The Second Circuit acknowledged that Leiter Minerals may have carved
out a narrow exception to the prior exclusive jurisdiction doctrine, but, for the
same reasons that I believe that Leiter Minerals is distinguishable from the
instant case, the Second Circuit explained that the exception did not apply to its
case. Id. at 861. The Second Circuit reasoned: “The Supreme Court in [Leiter
Minerals] indicated that where the United States’ position is ‘defensive’ it should
be able to choose its forum ‘even though the state litigation has the elements of
an action characterized as quasi in rem.’” Id. at 861 (quoting Leiter Minerals, 352
U.S. at 228). However, in Certified Industries the United States’ position was not
“defensive” because it was not seeking to protect or retain “funds or title to
property in its possession at the commencement of the state proceeding.” Id.
(emphasis added). Therefore, analogizing the case to Bank of New York & Trust
Co., the Second Circuit concluded that the prior exclusive jurisdiction doctrine
applied to bar the injunction sought by the United States. Id. at 861-62; see also
United States v. Akin, 504 F.2d 115, 122 n.5 (10th Cir. 1974) (stating that the
Supreme Court allowed the injunction in Leiter Minerals because “the United
48
Case: 09-30869 Document: 00511512144 Page: 49 Date Filed: 06/17/2011
No. 09-30869
States [was] seeking to protect [its] possession and quiet title by a federal court
proceeding” (citing Leiter Minerals, 352 U.S. at 227-28)).

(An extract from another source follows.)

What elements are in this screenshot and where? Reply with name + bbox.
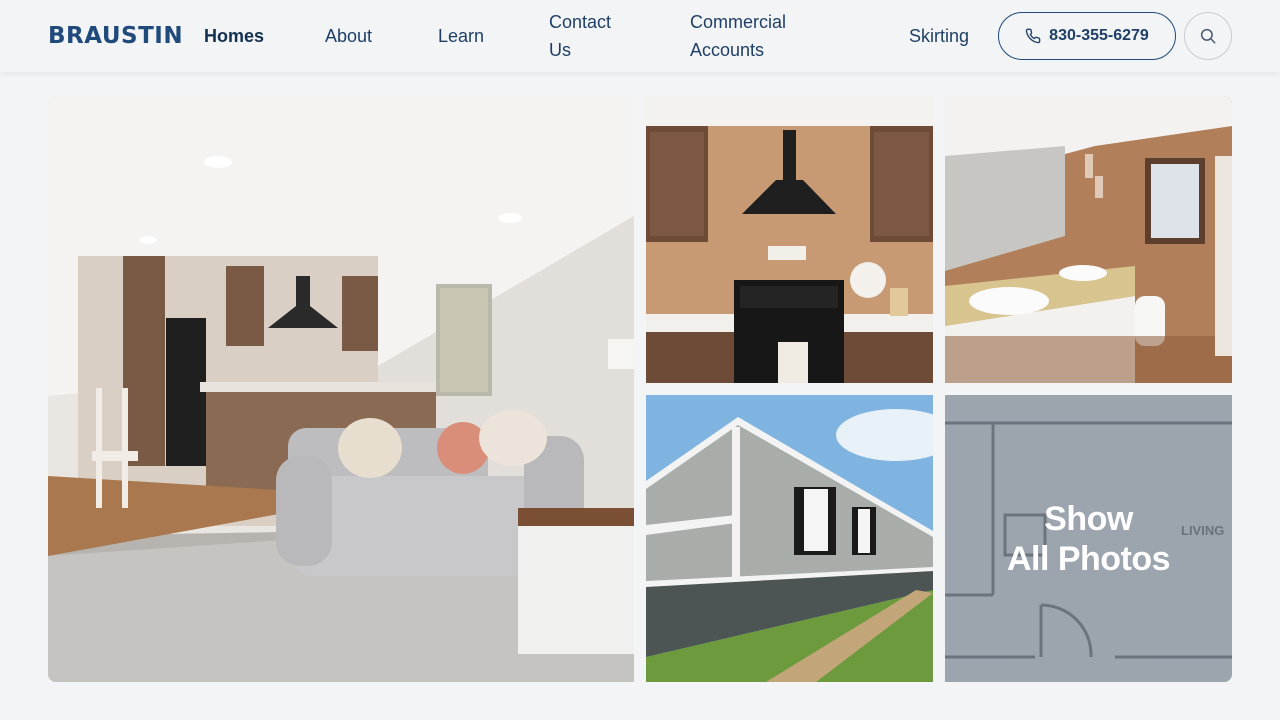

Just last year, the Second Circuit positively cited to Certified Industries’
reading of Leiter Minerals and the prior exclusive jurisdiction doctrine in
Interworks Systems Inc. v. Merchant Financial Corp., 604 F.3d 692, 701 n.7 (2d
Cir. 2010) (indicating that Certified Industries’ analysis of when an “injunction
against state court proceedings could issue” remained good law). This court too
has positively cited Certified Industries for its articulation of the prior exclusive
jurisdiction doctrine. Signal Props., Inc. v. Farha, 482 F.2d 1136, 1137 (5th Cir.

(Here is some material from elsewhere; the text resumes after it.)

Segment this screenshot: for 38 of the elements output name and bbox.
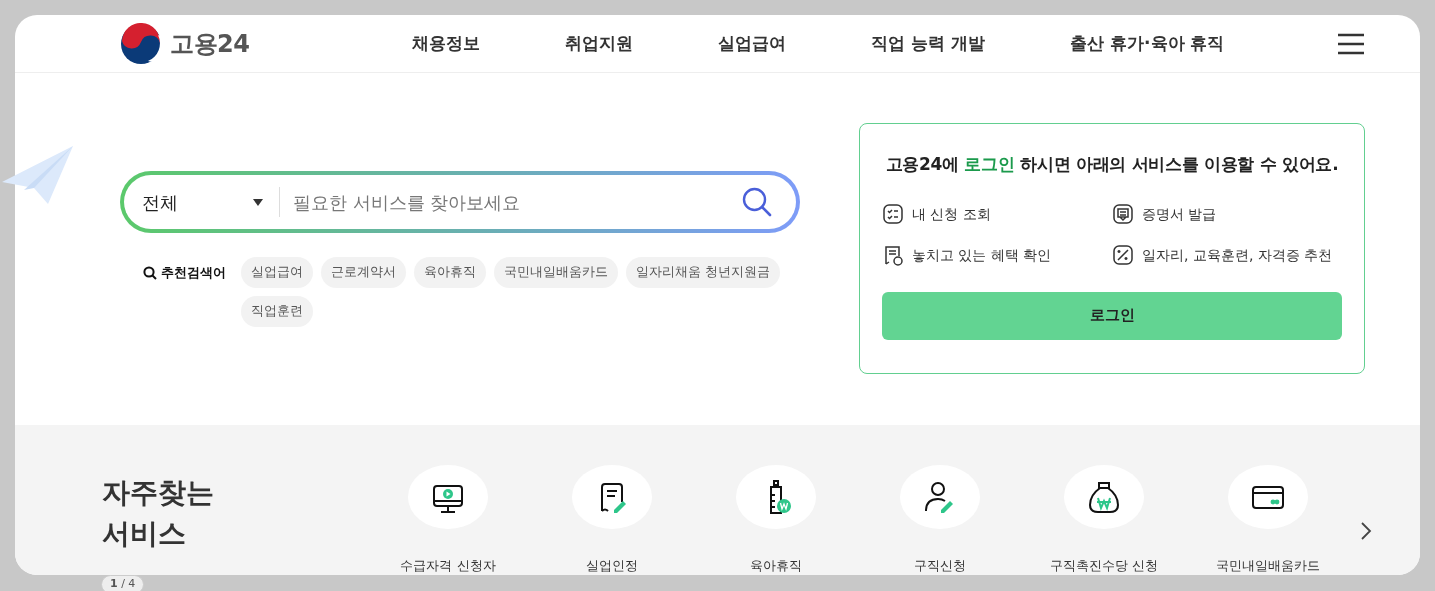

1973) (citing Certified Indus., 361 F.2d 857).
CONCLUSION
Therefore, I conclude that, consistent with the relevant Supreme Court
and circuit authority and the views of the leading commentators, Leiter Minerals
does not exempt in rem actions by the United States from the prior exclusive
jurisdiction doctrine—except possibly where it is defensively seeking to quiet its
pre-existing title to property—and because the United States in this case is
proceeding offensively, not defensively, to acquire title to property for the first
time in this federal action filed after Sid-Mar’s commenced the in rem state court
action involving the same parcel of land, the doctrine requires that the
injunction of Sid-Mar’s state court in rem action issued by the district court be
withdrawn. Accordingly, I would vacate the district court’s injunction and
remand the case to it for dismissal, stay, or other proceedings consistent with
this opinion. For these reasons, I respectfully dissent.